Kh Ahmad Dahlan, blogspot.com |
A. Latar Belakang
Modernisme dalam masyarakat barat
mengandung arti fikiran, aliran, gerakan, dan usaha untuk mengubah faham-faham,
adat istiadat, institusi lama, dan sebagainya untuk disesuaikan dengan suasana
baru karena berkembangnya iptek. Periode modern (1800-dan seterusnya) merupakan
zaman kebangkitan umat islam.
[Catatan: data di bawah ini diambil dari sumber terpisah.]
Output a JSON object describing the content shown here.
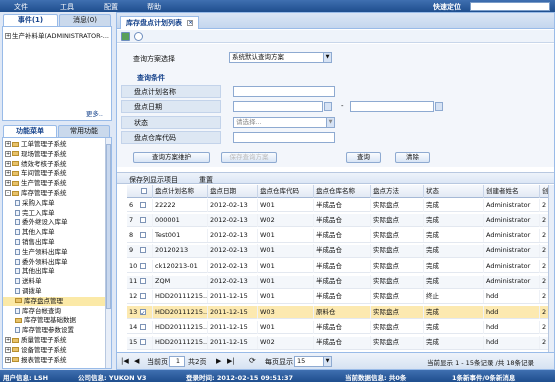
{
  "menu": {
    "items": [
      "文件",
      "工具",
      "配置",
      "帮助"
    ],
    "quick_locate_label": "快速定位"
  },
  "left": {
    "top_tabs": [
      "事件(1)",
      "消息(0)"
    ],
    "event_item": "生产补料单(ADMINISTRATOR-...",
    "more_link": "更多..",
    "bottom_tabs": [
      "功能菜单",
      "常用功能"
    ],
    "tree": [
      {
        "label": "工单管理子系统",
        "type": "folder",
        "expand": "+"
      },
      {
        "label": "现场管理子系统",
        "type": "folder",
        "expand": "+"
      },
      {
        "label": "绩效考核子系统",
        "type": "folder",
        "expand": "+"
      },
      {
        "label": "车间管理子系统",
        "type": "folder",
        "expand": "+"
      },
      {
        "label": "生产管理子系统",
        "type": "folder",
        "expand": "+"
      },
      {
        "label": "库存管理子系统",
        "type": "folder",
        "expand": "-"
      },
      {
        "label": "采购入库单",
        "type": "file",
        "indent": 1
      },
      {
        "label": "完工入库单",
        "type": "file",
        "indent": 1
      },
      {
        "label": "委外继设入库单",
        "type": "file",
        "indent": 1
      },
      {
        "label": "其他入库单",
        "type": "file",
        "indent": 1
      },
      {
        "label": "销售出库单",
        "type": "file",
        "indent": 1
      },
      {
        "label": "生产领料出库单",
        "type": "file",
        "indent": 1
      },
      {
        "label": "委外领料出库单",
        "type": "file",
        "indent": 1
      },
      {
        "label": "其他出库单",
        "type": "file",
        "indent": 1
      },
      {
        "label": "送料单",
        "type": "file",
        "indent": 1
      },
      {
        "label": "调拨单",
        "type": "file",
        "indent": 1
      },
      {
        "label": "库存盘点管理",
        "type": "folder",
        "indent": 1,
        "selected": true
      },
      {
        "label": "库存台帐查询",
        "type": "file",
        "indent": 1
      },
      {
        "label": "库存管理基础数据",
        "type": "folder",
        "indent": 1
      },
      {
        "label": "库存管理参数设置",
        "type": "file",
        "indent": 1
      },
      {
        "label": "质量管理子系统",
        "type": "folder",
        "expand": "+"
      },
      {
        "label": "设备管理子系统",
        "type": "folder",
        "expand": "+"
      },
      {
        "label": "报表管理子系统",
        "type": "folder",
        "expand": "+"
      }
    ]
  },
  "right": {
    "tab_label": "库存盘点计划列表",
    "query": {
      "scheme_label": "查询方案选择",
      "scheme_value": "系统默认查询方案",
      "conditions_label": "查询条件",
      "name_label": "盘点计划名称",
      "date_label": "盘点日期",
      "date_sep": "-",
      "status_label": "状态",
      "status_placeholder": "请选择...",
      "warehouse_label": "盘点仓库代码",
      "maintain_button": "查询方案维护",
      "save_button": "保存查询方案",
      "query_button": "查询",
      "clear_button": "清除"
    },
    "grid_toolbar": {
      "save_cols": "保存列显示项目",
      "reset": "重置"
    },
    "grid": {
      "columns": [
        "",
        "盘点计划名称",
        "盘点日期",
        "盘点仓库代码",
        "盘点仓库名称",
        "盘点方法",
        "状态",
        "创建者姓名",
        "创"
      ],
      "rows": [
        {
          "no": "6",
          "name": "22222",
          "date": "2012-02-13",
          "wh_code": "W01",
          "wh_name": "半成品仓",
          "method": "实际盘点",
          "status": "完成",
          "creator": "Administrator",
          "extra": "2"
        },
        {
          "no": "7",
          "name": "000001",
          "date": "2012-02-13",
          "wh_code": "W02",
          "wh_name": "半成品仓",
          "method": "实际盘点",
          "status": "完成",
          "creator": "Administrator",
          "extra": "2"
        },
        {
          "no": "8",
          "name": "Test001",
          "date": "2012-02-13",
          "wh_code": "W01",
          "wh_name": "半成品仓",
          "method": "实际盘点",
          "status": "完成",
          "creator": "Administrator",
          "extra": "2"
        },
        {
          "no": "9",
          "name": "20120213",
          "date": "2012-02-13",
          "wh_code": "W01",
          "wh_name": "半成品仓",
          "method": "实际盘点",
          "status": "完成",
          "creator": "Administrator",
          "extra": "2"
        },
        {
          "no": "10",
          "name": "ck120213-01",
          "date": "2012-02-13",
          "wh_code": "W01",
          "wh_name": "半成品仓",
          "method": "实际盘点",
          "status": "完成",
          "creator": "Administrator",
          "extra": "2"
        },
        {
          "no": "11",
          "name": "ZQM",
          "date": "2012-02-13",
          "wh_code": "W01",
          "wh_name": "半成品仓",
          "method": "实际盘点",
          "status": "完成",
          "creator": "Administrator",
          "extra": "2"
        },
        {
          "no": "12",
          "name": "HDD20111215...",
          "date": "2011-12-15",
          "wh_code": "W01",
          "wh_name": "半成品仓",
          "method": "实际盘点",
          "status": "终止",
          "creator": "hdd",
          "extra": "2"
        },
        {
          "no": "13",
          "name": "HDD20111215...",
          "date": "2011-12-15",
          "wh_code": "W03",
          "wh_name": "原料仓",
          "method": "实际盘点",
          "status": "完成",
          "creator": "hdd",
          "extra": "2",
          "checked": true,
          "highlight": true
        },
        {
          "no": "14",
          "name": "HDD20111215...",
          "date": "2011-12-15",
          "wh_code": "W01",
          "wh_name": "半成品仓",
          "method": "实际盘点",
          "status": "完成",
          "creator": "hdd",
          "extra": "2"
        },
        {
          "no": "15",
          "name": "HDD20111215...",
          "date": "2011-12-15",
          "wh_code": "W02",
          "wh_name": "半成品仓",
          "method": "实际盘点",
          "status": "完成",
          "creator": "hdd",
          "extra": "2"
        }
      ]
    },
    "pager": {
      "page_prefix": "当前页",
      "page_value": "1",
      "page_total": "共2页",
      "per_page_label": "每页显示",
      "per_page_value": "15",
      "summary": "当前显示 1 - 15条记录 /共 18条记录"
    }
  },
  "status": {
    "user": "用户信息: LSH",
    "company": "公司信息: YUKON V3",
    "login": "登录时间: 2012-02-15 09:51:37",
    "data": "当前数据信息: 共0条",
    "events": "1条新事件/0条新消息"
  }
}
Imperialisme oleh barat ke dunia islam
menginsyafkan umat islam akan kelemahannya.[1]
Tekanan bertubi-tubi barat kepada islam ini pada kemudian hari justru
melahirkan para tokoh pembaharu islam yang berada di baris terdpan dalam
gerakan Pan-Islamisme dan gerakan anti Imperialisme.
B. Rumusan Masalah
1.
Bagaimana Silsilah K. H. Ahmad Dahlan?
2.
Bagaimana Keadaan Surakarta dan Yogyakarta sebelum K. H. Ahmad Dahlan?
3.
Bagaimana Gerakan Anti Penjajah yang Diterapkan K. H. Ahmad Dahlan?
C. Tujuan
1.
Mengetahui Silsilah K. H. Ahmad Dahlan
2.
Mengetahui Keadaan Surakarta dan Yogyakarta sebelum K. H. Ahmad Dahlan
3.
Mengetahui Gerakan Anti Penjajah yang Diterapkan K. H. Ahmad Dahlan
D. Isi
K.H. Achmad Dahlan
adalah pendiri persyarikatan Muhammadiyah. Di masa kecilnya bernama Muhammad
Darwis bin Kiai Haji Abubakar. Silsilah di atasnya adalah sebagai berikut: bin
Kiai Haji Muhammad Sulaiman, bin Kiai Murtadho, bin Kiai Ilyas, nin Deman Jurang
Juru Kapindo, bin Demang Jurang Juru Sepisan, bin Maulana Sulaiman ki Ageng
Gribig, bin Maulana Muhammad Fadhullah, bin Maulana ‘Ainul Yaqin, bin Maulana
Ishaq, bin Maulana Malik Ibrahim Waliullah.
Dalam naskah tulis
tangan S. Alwi bin Thohir Al-Haddad, suna Prapen memiliki silsilah sebagai
berikut. Sunan Prapen wafat di Giri pada tahun 1101 H adalah putra wali Sunan
Ali Kusumowiro, bin Maulana Muhammad Ainul Yaqin, bin Maulana Ishaq, bin
Maulana Malik Ibrahim Waliullah (Ibrahim Asmoro, ayah Sunan Ampel Surabaya),
bin Jamaluddin Agung (Al-Akbar).
Baik Maulana Ibrahim
maupun Maulana Ibrahim Asmoro, adalah masih keturunan Imam Ahmad al Muhajir
melalui Jamaluddin Agung al-Husein. Dengan demikian, K. H. Ahmad Dahlan adalah
keturunan Rasulullah melalui al Muhajir Ahmad bin ‘Isa. Berarti beliau
seketurunan dengan Sunan Gunung Jati.[2]
2. Keadaan Surakarta dan Yogyakarta sebelum K. H. Ahmad Dahlan
Memasuki 1912 M,
Surakarta dan Yogtakarta dijadikan target pemerintah kolonial Belanda medan
Kristenisasi. Kasunanan Surakarta dan Kesultanan Yogyakarta tak berdaya lagi,
sunan dan sultannya hanyalah gelar semata. Akibatnya, petani muslim tertindas
dan hidup dalam kemiskinan yang luar biasa sejak 1830-1919 karena tanam paksa.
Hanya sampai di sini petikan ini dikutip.